Results: Plasma samples (n=50) were obtained from 37 SPK recipients. Pancreas biopsies were collected from 30 patients. Of the 50 plasma samples, 36 were plasma-biopsy paired and per Banff criteria were categorized as no rejection (n=21) and acute rejection (aTCMR and aABMR; n=15). Median dd-cfDNA levels were significantly elevated in samples with graft rejection diagnosis: 1.11 [0.83-1.66] vs. no rejection 0.65 [0.28-1.00]; p=0.004),especially after 45 days post transplantation (AR: 0.83[0.67-1.59], NR:0.45[0.13-0.55],  p=0.004) (Figure 1). The overall performance of the test after  45 days of transplant is as follows:  sensitivity 71.4%, specificity 91.6%,  PPV:  83.8%, NPV:84.6%. 
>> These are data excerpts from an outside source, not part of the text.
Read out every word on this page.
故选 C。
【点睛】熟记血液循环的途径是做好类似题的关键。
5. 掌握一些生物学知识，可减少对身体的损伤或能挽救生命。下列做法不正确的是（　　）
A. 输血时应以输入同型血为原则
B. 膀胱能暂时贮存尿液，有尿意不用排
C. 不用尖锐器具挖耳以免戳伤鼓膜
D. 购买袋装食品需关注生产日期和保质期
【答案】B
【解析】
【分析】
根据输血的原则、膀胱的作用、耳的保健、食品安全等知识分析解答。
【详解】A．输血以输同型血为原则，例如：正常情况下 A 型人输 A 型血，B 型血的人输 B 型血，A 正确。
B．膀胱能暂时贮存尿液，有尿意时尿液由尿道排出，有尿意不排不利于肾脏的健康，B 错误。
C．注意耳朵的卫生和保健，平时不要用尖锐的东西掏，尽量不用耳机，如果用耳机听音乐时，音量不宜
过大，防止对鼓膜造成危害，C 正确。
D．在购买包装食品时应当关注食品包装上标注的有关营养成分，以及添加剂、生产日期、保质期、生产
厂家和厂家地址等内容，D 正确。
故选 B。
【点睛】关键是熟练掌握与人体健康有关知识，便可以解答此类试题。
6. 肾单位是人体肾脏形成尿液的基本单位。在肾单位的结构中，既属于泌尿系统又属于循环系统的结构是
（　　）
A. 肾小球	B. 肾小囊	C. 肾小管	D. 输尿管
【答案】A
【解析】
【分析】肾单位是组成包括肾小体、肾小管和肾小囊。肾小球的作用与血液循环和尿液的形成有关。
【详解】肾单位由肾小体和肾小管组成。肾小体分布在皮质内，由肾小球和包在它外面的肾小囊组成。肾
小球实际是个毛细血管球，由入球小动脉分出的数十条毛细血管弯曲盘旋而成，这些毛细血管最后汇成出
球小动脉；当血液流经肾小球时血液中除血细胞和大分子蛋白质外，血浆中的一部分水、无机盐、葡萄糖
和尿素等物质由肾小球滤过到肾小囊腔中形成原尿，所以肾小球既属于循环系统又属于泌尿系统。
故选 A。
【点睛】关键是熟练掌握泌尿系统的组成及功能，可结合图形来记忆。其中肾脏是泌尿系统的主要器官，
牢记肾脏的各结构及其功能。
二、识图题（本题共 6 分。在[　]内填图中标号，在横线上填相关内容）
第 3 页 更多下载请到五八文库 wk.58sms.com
Conclusion: dd-cfDNA assay can accurately differentiate active rejection from non rejection through a non-invasive, simple blood test in SPK patients as early as 45 days post SPK transplant.

Medical writing support was provided by Nour Al Haj Baddar, Ph.D. from Natera, Inc. at San Carlos, CA.